- Promotional poster
- Directed by: Gregg Araki
- Written by: Gregg Araki
- Produced by: Gregg Araki
- Starring: Darcy Marta John Lacques Mark Howell
- Cinematography: Gregg Araki
- Edited by: Gregg Araki
- Release date: August 11, 1987 (Locarno);
- Running time: 92 minutes
- Country: United States
- Language: English
- Budget: $5,000

= Three Bewildered People in the Night =

Three Bewildered People in the Night is a 1987 American drama film directed by Gregg Araki in his feature film directorial debut. The film stars Darcy Marta, John Lacques, and Mark Howell. The film follows three characters through the dissolution of a heterosexual relationship and the possible beginning of a gay one.

==Plot==
The film revolves around Alicia, a video artist, her live-in boyfriend Craig, a journalist and frustrated actor, and David, Alicia's best friend and a gay performance artist.

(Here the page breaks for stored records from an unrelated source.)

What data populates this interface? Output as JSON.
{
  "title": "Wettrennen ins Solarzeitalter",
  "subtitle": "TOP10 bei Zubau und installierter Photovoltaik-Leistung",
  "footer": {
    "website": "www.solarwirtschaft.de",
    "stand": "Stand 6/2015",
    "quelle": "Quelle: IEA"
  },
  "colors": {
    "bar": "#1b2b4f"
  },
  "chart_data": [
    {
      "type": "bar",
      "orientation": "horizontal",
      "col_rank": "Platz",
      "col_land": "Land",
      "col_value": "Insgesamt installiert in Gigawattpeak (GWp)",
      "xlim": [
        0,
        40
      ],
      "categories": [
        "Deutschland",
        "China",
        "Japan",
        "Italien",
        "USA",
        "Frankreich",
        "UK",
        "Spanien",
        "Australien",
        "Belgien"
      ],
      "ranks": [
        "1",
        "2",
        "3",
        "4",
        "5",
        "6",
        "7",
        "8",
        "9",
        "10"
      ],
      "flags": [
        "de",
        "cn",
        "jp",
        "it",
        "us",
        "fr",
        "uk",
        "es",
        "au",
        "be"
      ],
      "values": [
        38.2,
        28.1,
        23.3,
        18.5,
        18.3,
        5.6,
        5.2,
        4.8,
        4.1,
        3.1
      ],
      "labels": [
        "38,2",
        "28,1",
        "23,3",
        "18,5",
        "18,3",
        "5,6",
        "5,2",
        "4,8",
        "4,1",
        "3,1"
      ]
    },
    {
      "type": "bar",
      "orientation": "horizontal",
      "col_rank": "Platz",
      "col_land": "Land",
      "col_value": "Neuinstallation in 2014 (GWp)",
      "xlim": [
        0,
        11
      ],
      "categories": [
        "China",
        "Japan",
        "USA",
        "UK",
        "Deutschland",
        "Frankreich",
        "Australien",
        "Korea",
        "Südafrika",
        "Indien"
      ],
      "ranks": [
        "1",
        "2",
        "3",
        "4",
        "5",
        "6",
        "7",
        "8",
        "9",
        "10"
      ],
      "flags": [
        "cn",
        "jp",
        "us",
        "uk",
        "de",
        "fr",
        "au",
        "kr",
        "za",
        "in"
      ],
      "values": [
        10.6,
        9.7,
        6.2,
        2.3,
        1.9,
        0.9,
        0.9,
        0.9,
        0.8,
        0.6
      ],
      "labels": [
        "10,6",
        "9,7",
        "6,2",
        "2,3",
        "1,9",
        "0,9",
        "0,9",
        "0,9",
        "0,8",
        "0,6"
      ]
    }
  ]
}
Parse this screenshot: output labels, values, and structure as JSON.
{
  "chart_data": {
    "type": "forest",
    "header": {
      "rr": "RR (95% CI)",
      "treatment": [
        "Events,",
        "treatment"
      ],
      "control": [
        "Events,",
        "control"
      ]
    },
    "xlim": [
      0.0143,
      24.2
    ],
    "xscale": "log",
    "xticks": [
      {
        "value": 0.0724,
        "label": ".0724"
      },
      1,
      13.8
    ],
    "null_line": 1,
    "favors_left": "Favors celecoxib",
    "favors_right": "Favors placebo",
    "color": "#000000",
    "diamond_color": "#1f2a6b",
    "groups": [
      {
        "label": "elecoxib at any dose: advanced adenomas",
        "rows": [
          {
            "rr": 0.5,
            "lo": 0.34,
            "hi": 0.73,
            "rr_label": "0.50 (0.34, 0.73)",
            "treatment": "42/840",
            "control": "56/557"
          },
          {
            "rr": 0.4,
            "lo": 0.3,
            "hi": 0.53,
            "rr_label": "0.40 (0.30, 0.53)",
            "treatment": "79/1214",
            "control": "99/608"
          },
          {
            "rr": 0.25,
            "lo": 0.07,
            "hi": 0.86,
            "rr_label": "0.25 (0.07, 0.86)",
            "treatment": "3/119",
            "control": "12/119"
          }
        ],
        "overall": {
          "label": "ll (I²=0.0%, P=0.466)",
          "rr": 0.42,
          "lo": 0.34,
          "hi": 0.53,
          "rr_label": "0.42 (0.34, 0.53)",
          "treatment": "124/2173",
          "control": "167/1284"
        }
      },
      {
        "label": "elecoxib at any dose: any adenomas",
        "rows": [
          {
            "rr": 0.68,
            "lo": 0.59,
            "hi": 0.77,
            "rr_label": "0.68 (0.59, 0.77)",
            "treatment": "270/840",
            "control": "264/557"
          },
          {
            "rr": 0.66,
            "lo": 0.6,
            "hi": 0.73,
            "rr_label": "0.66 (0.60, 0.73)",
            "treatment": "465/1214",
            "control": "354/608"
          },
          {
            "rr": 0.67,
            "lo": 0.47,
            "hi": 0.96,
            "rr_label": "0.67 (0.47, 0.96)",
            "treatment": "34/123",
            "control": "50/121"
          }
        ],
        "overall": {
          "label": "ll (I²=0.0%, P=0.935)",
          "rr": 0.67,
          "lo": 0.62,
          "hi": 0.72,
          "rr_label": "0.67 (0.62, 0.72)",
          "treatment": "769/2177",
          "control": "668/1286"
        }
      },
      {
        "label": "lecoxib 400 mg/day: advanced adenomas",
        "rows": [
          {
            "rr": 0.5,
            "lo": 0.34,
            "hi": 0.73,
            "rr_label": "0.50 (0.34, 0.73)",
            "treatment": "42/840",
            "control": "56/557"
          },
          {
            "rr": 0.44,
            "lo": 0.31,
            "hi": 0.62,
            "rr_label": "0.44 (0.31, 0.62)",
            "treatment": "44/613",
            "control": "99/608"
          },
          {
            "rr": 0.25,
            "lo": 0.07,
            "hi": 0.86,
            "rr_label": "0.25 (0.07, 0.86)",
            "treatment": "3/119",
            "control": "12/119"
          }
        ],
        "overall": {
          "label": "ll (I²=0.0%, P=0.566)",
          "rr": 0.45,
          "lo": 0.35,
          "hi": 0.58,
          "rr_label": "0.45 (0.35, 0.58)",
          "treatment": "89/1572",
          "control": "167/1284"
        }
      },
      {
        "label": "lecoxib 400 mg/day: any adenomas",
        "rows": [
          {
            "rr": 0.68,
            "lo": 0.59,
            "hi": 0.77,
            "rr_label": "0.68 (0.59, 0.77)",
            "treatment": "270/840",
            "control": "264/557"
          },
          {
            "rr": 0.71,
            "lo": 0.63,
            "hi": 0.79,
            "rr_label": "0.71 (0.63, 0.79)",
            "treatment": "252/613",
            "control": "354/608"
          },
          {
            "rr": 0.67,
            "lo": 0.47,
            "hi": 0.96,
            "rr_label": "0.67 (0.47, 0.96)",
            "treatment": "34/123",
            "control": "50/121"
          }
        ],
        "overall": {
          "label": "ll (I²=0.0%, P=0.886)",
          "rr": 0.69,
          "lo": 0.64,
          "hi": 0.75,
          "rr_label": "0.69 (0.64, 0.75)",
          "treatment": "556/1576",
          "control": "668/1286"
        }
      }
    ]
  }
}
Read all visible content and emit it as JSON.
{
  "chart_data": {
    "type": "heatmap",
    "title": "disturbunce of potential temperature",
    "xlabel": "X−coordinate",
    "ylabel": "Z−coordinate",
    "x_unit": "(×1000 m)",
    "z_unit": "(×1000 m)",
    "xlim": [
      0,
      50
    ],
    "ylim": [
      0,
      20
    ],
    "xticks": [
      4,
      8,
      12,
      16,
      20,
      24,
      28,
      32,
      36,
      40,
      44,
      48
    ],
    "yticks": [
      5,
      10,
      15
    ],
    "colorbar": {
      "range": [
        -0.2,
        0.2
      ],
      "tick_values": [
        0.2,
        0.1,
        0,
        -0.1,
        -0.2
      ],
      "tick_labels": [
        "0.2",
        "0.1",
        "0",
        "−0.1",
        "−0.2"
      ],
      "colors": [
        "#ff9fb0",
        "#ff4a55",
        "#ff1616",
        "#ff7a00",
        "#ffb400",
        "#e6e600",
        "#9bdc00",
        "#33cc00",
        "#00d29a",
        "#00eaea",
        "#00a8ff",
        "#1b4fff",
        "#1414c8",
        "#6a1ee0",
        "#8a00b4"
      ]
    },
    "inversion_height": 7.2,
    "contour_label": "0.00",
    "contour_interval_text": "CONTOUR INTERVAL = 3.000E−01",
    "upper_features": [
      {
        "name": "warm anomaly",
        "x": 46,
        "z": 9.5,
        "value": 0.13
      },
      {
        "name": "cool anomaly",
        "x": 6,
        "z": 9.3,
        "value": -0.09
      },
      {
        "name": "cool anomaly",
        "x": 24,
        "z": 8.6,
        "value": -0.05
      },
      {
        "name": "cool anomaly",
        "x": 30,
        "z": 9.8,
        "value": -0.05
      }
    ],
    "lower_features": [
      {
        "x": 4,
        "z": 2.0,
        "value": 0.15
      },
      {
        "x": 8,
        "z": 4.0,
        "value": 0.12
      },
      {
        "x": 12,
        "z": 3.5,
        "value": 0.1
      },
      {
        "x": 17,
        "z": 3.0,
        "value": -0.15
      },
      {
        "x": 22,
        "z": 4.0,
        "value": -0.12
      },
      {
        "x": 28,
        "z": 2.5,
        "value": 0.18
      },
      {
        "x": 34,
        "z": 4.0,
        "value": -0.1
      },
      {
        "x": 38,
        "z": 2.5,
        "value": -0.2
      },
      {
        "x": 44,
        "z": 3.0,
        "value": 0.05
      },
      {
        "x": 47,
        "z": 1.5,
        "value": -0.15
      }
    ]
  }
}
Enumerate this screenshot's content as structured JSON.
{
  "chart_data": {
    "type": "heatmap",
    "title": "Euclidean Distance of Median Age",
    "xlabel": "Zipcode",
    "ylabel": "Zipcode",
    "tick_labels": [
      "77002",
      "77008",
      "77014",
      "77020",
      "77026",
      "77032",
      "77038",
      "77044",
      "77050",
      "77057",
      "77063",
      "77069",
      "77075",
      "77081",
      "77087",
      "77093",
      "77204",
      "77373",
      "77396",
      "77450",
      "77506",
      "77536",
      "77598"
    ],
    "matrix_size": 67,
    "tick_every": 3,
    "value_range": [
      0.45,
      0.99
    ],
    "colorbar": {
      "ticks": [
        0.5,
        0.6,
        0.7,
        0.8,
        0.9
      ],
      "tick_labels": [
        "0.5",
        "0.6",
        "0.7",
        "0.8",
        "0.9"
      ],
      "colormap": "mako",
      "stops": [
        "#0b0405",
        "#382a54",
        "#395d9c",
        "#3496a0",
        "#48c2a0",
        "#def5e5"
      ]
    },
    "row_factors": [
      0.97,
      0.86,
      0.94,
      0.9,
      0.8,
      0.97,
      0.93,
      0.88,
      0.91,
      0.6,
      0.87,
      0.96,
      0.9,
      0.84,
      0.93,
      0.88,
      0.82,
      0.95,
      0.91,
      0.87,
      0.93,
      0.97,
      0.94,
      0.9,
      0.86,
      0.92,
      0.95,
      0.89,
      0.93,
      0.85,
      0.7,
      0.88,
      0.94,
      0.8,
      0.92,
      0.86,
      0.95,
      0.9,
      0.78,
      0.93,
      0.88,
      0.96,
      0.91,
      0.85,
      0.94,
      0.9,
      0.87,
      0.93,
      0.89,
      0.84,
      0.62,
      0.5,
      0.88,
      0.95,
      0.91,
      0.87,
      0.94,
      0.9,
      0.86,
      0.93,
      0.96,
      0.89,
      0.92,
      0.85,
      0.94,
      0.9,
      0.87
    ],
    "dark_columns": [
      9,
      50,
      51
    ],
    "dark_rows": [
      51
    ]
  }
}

Through a series of telephone calls and coffee shop conversations, Craig and Alicia split up and Craig and David take tentative steps toward a relationship.

==Cast==
- Darcy Marta as Alicia
- John Lacques as Craig
- Mark Howell as David

==Production==
Gregg Araki shot Three Bewildered People in the Night on a budget of $5,000. He shot in black and white using a spring-wound Bolex camera. The film is an example of guerrilla filmmaking, with Araki shooting in unauthorized locations without permits.

==Reception==
Three Bewildered People in the Night won the Bronze Leopard (for technical achievements) and the Critics' Prize (FIPRESCI) at the 1987 Locarno International Film Festival.